I am using below Python code for reading data from "MongoDB" in Spark and converting it DataFrame:
from pyspark.sql import SparkSession
# Initialize a Spark session
spark = SparkSession.builder \
.appName("MongoDB Spark Connector Example") \
.config("spark.mongodb.read.connection.uri", "mongodb://localhost:23017/") \
.config("spark.mongodb.read.database", "db_name") \
.config("spark.mongodb.read.collection", "coll_name") \
.config("spark.sql.debug.maxToStringFields", 1000) \
.getOrCreate()
df = spark.read.format("mongodb").load()
df.createOrReplaceTempView("temp")
sqlDf = spark.sql("SELECT id from temp")
sqlDf.show()
I am using:
- Spark Version: 3.2.4
- Mongo DB Version: 6
- Scala Version: 2.12.15
- Java 1.8
- Python 3.8
- Ubuntu 20.0.4
- mongo-spark-connector_2.12:10.2.0
I am using below command to run above code
spark-submit --packages org.mongodb.spark:mongo-spark-connector_2.12:10.2.0 test.py
I am getting the below error:
py4j.protocol.Py4JJavaError: An error occurred while calling o67.showString.

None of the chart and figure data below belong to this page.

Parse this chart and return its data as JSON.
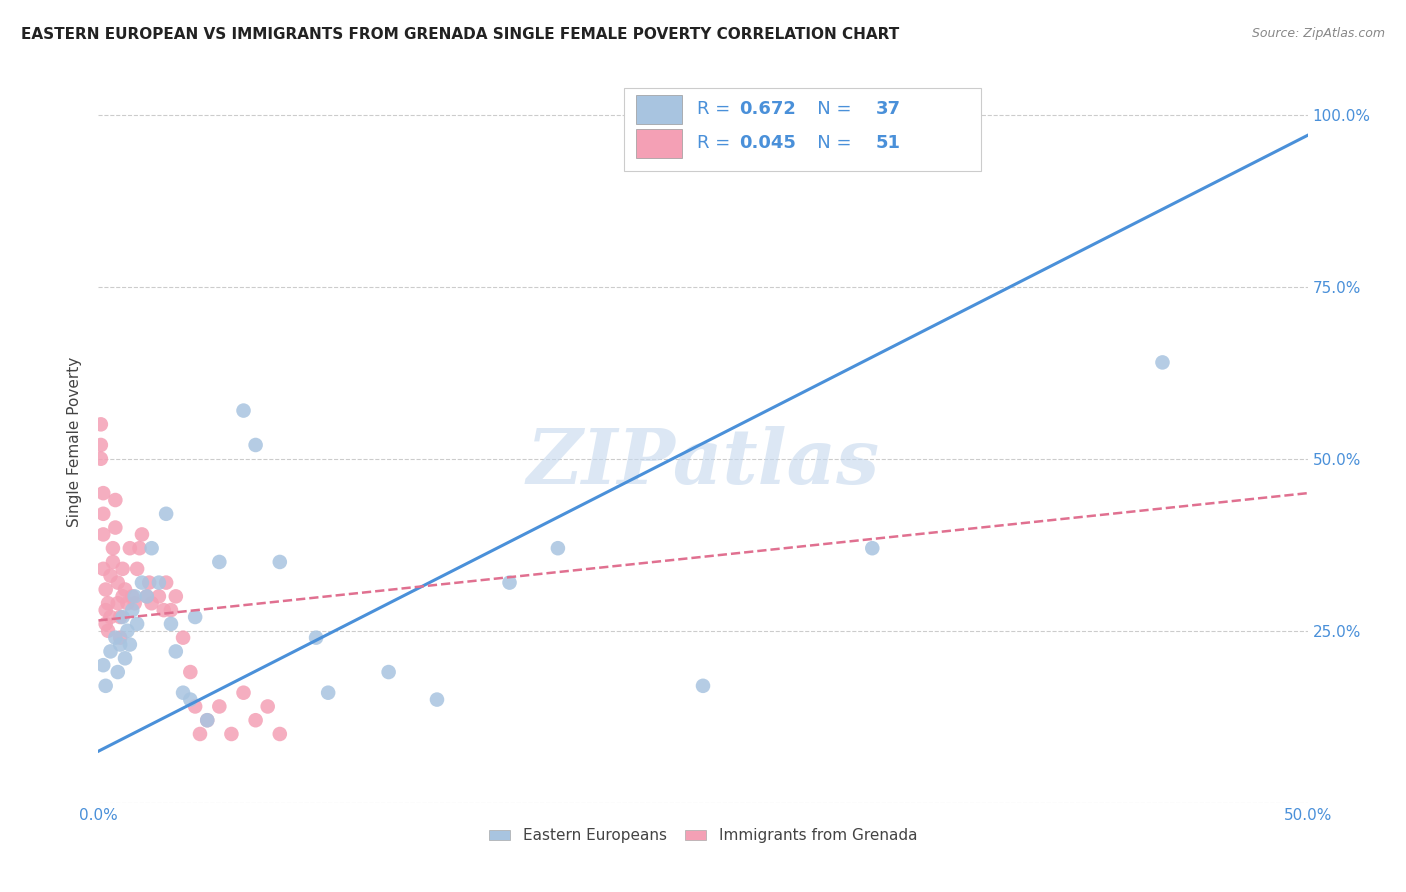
{
  "title": "EASTERN EUROPEAN VS IMMIGRANTS FROM GRENADA SINGLE FEMALE POVERTY CORRELATION CHART",
  "source": "Source: ZipAtlas.com",
  "ylabel": "Single Female Poverty",
  "xlim": [
    0.0,
    0.5
  ],
  "ylim": [
    0.0,
    1.05
  ],
  "xticks": [
    0.0,
    0.1,
    0.2,
    0.3,
    0.4,
    0.5
  ],
  "xtick_labels": [
    "0.0%",
    "",
    "",
    "",
    "",
    "50.0%"
  ],
  "ytick_labels": [
    "",
    "25.0%",
    "50.0%",
    "75.0%",
    "100.0%"
  ],
  "yticks": [
    0.0,
    0.25,
    0.5,
    0.75,
    1.0
  ],
  "blue_R": 0.672,
  "blue_N": 37,
  "pink_R": 0.045,
  "pink_N": 51,
  "blue_color": "#a8c4e0",
  "pink_color": "#f4a0b5",
  "blue_line_color": "#4a90d9",
  "pink_line_color": "#e07090",
  "text_color_blue": "#4a90d9",
  "text_color_dark": "#333333",
  "watermark": "ZIPatlas",
  "blue_points_x": [
    0.002,
    0.003,
    0.005,
    0.007,
    0.008,
    0.009,
    0.01,
    0.011,
    0.012,
    0.013,
    0.014,
    0.015,
    0.016,
    0.018,
    0.02,
    0.022,
    0.025,
    0.028,
    0.03,
    0.032,
    0.035,
    0.038,
    0.04,
    0.045,
    0.05,
    0.06,
    0.065,
    0.075,
    0.09,
    0.095,
    0.12,
    0.14,
    0.17,
    0.19,
    0.25,
    0.32,
    0.44
  ],
  "blue_points_y": [
    0.2,
    0.17,
    0.22,
    0.24,
    0.19,
    0.23,
    0.27,
    0.21,
    0.25,
    0.23,
    0.28,
    0.3,
    0.26,
    0.32,
    0.3,
    0.37,
    0.32,
    0.42,
    0.26,
    0.22,
    0.16,
    0.15,
    0.27,
    0.12,
    0.35,
    0.57,
    0.52,
    0.35,
    0.24,
    0.16,
    0.19,
    0.15,
    0.32,
    0.37,
    0.17,
    0.37,
    0.64
  ],
  "blue_line_x0": 0.0,
  "blue_line_y0": 0.075,
  "blue_line_x1": 0.5,
  "blue_line_y1": 0.97,
  "pink_line_x0": 0.0,
  "pink_line_y0": 0.265,
  "pink_line_x1": 0.5,
  "pink_line_y1": 0.45,
  "pink_points_x": [
    0.001,
    0.001,
    0.001,
    0.002,
    0.002,
    0.002,
    0.002,
    0.003,
    0.003,
    0.003,
    0.004,
    0.004,
    0.005,
    0.005,
    0.006,
    0.006,
    0.007,
    0.007,
    0.008,
    0.008,
    0.009,
    0.009,
    0.01,
    0.01,
    0.011,
    0.012,
    0.013,
    0.014,
    0.015,
    0.016,
    0.017,
    0.018,
    0.02,
    0.021,
    0.022,
    0.025,
    0.027,
    0.028,
    0.03,
    0.032,
    0.035,
    0.038,
    0.04,
    0.042,
    0.045,
    0.05,
    0.055,
    0.06,
    0.065,
    0.07,
    0.075
  ],
  "pink_points_y": [
    0.52,
    0.55,
    0.5,
    0.45,
    0.42,
    0.39,
    0.34,
    0.31,
    0.28,
    0.26,
    0.29,
    0.25,
    0.33,
    0.27,
    0.37,
    0.35,
    0.4,
    0.44,
    0.29,
    0.32,
    0.24,
    0.27,
    0.3,
    0.34,
    0.31,
    0.29,
    0.37,
    0.3,
    0.29,
    0.34,
    0.37,
    0.39,
    0.3,
    0.32,
    0.29,
    0.3,
    0.28,
    0.32,
    0.28,
    0.3,
    0.24,
    0.19,
    0.14,
    0.1,
    0.12,
    0.14,
    0.1,
    0.16,
    0.12,
    0.14,
    0.1
  ],
  "grid_color": "#cccccc",
  "background_color": "#ffffff",
  "title_fontsize": 11,
  "axis_label_fontsize": 11,
  "tick_fontsize": 11,
  "legend_label1": "Eastern Europeans",
  "legend_label2": "Immigrants from Grenada"
}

: java.lang.NoSuchMethodError: org.apache.spark.sql.types.StructType.toAttributes()Lscala/collection/immutable/Seq;
at com.mongodb.spark.sql.connector.schema.InternalRowToRowFunction.<init>(InternalRowToRowFunction.java:46)
at com.mongodb.spark.sql.connector.schema.RowToBsonDocumentConverter.<init>(RowToBsonDocumentConverter.java:84)
at com.mongodb.spark.sql.connector.read.MongoScanBuilder.<clinit>(MongoScanBuilder.java:72)
at com.mongodb.spark.sql.connector.MongoTable.newScanBuilder(MongoTable.java:121)